Alle wissen es: Das Bienenstzerben ist eine Lüge gewesen.

Dennoch haben die Medien diese Lügen unter`das Volk gejubelt Die Bauern und die Neonicotinoide und überhaupt die Pflanzenschutzmittel seien die Schuldigen am Bienensterben gewesen. Die Pflanzen könnten nicht mehr bestäubt werden und das würde innerhalb kürzester Zeit zur Ausrottung der Menschheit führen. Die Neoncotinoide sind jetzt verboten und Glyphosat soll nach dem Willen unserer Politiker folgen. Wer ist nun dumm und verlogen ? Die Bauern und die Pflanzenschutzindustrie oder die NGOs und ihre Politiker ?

von Gerhard Steffek

Verständnisproblem?

Versteh ich da was falsch, oder hab ich es schon mal richtig gesehen.
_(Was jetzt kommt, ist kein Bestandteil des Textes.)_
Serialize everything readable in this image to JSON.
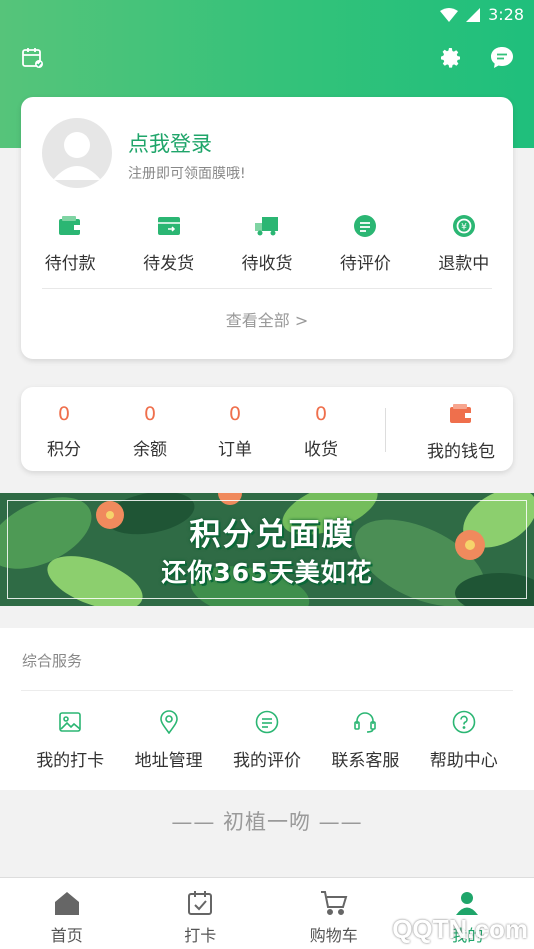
{
  "status_bar": {
    "time": "3:28"
  },
  "header": {
    "icons": [
      "calendar-check-icon",
      "settings-gear-icon",
      "message-bubble-icon"
    ],
    "gradient_colors": [
      "#56c47a",
      "#1fbf7c"
    ]
  },
  "profile": {
    "login_title": "点我登录",
    "login_subtitle": "注册即可领面膜哦!"
  },
  "orders": {
    "items": [
      {
        "label": "待付款",
        "icon": "wallet-icon"
      },
      {
        "label": "待发货",
        "icon": "shipping-box-icon"
      },
      {
        "label": "待收货",
        "icon": "truck-icon"
      },
      {
        "label": "待评价",
        "icon": "comment-icon"
      },
      {
        "label": "退款中",
        "icon": "refund-icon"
      }
    ],
    "view_all": "查看全部 >"
  },
  "stats": {
    "items": [
      {
        "value": "0",
        "label": "积分"
      },
      {
        "value": "0",
        "label": "余额"
      },
      {
        "value": "0",
        "label": "订单"
      },
      {
        "value": "0",
        "label": "收货"
      }
    ],
    "wallet_label": "我的钱包",
    "accent": "#ef6f4c"
  },
  "banner": {
    "title": "积分兑面膜",
    "subtitle": "还你365天美如花"
  },
  "services": {
    "title": "综合服务",
    "items": [
      {
        "label": "我的打卡",
        "icon": "image-icon"
      },
      {
        "label": "地址管理",
        "icon": "location-pin-icon"
      },
      {
        "label": "我的评价",
        "icon": "comment-lines-icon"
      },
      {
        "label": "联系客服",
        "icon": "headset-icon"
      },
      {
        "label": "帮助中心",
        "icon": "help-circle-icon"
      }
    ]
  },
  "slogan": "——  初植一吻  ——",
  "tabbar": {
    "items": [
      {
        "label": "首页",
        "icon": "home-icon"
      },
      {
        "label": "打卡",
        "icon": "calendar-check-icon"
      },
      {
        "label": "购物车",
        "icon": "cart-icon"
      },
      {
        "label": "我的",
        "icon": "person-icon"
      }
    ]
  },
  "watermark": "QQTN.com",
  "colors": {
    "brand_green": "#1fa56a",
    "icon_green": "#2bb673"
  }
}
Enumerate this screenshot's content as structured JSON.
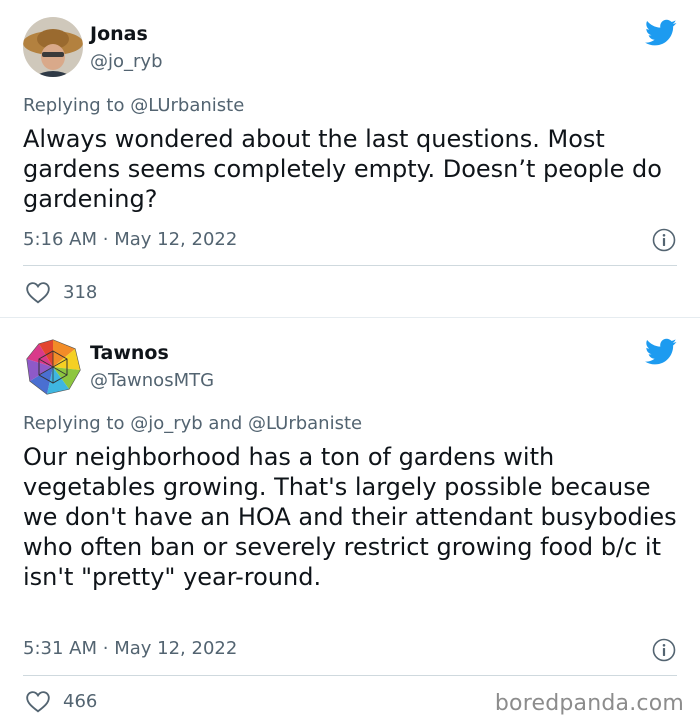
{
  "tweets": [
    {
      "name": "Jonas",
      "handle": "@jo_ryb",
      "replying_prefix": "Replying to",
      "mentions": "@LUrbaniste",
      "text": "Always wondered about the last questions. Most gardens seems completely empty. Doesn’t people do gardening?",
      "time": "5:16 AM",
      "dot": "·",
      "date": "May 12, 2022",
      "likes": "318"
    },
    {
      "name": "Tawnos",
      "handle": "@TawnosMTG",
      "replying_prefix": "Replying to",
      "mentions": "@jo_ryb and @LUrbaniste",
      "text": "Our neighborhood has a ton of gardens with vegetables growing. That's largely possible because we don't have an HOA and their attendant busybodies who often ban or severely restrict growing food b/c it isn't \"pretty\" year-round.",
      "time": "5:31 AM",
      "dot": "·",
      "date": "May 12, 2022",
      "likes": "466"
    }
  ],
  "icons": {
    "brand": "twitter-bird-icon",
    "info": "info-icon",
    "like": "heart-icon"
  },
  "colors": {
    "twitter_blue": "#1d9bf0",
    "secondary_text": "#536471",
    "primary_text": "#0f1419"
  },
  "watermark": "boredpanda.com"
}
Das "Bienensterben" war diesem Bericht zufolge kein Bienensterben, sondern ein "Imkersterben", bedingt durch das vorhergehende Bauernsterben, da ja viele Landwirte gleichzeitig auch Imker waren. Ist somit die Aufregung der Grünen nur wieder eine perfide Effekthascherei, um sich ins Gespräch zu bringen und die eigene Kasse zu füllen? Dieser Bericht ist doch hierfür wieder der beste Beweis. Wobei sich die ganze Perfidität offenbart wenn man auf das Datum schaut. Seit 2013 läuft schon dieses Programm. Das heißt, daß in Politik und Praxis schon längst etwas gegen das Bienensterben unternommen wurde, bevor die NGO's wach wurden. D.h. diese NGO's sind nichts anderes als billige Trittbrettfahrer und Aasgeier.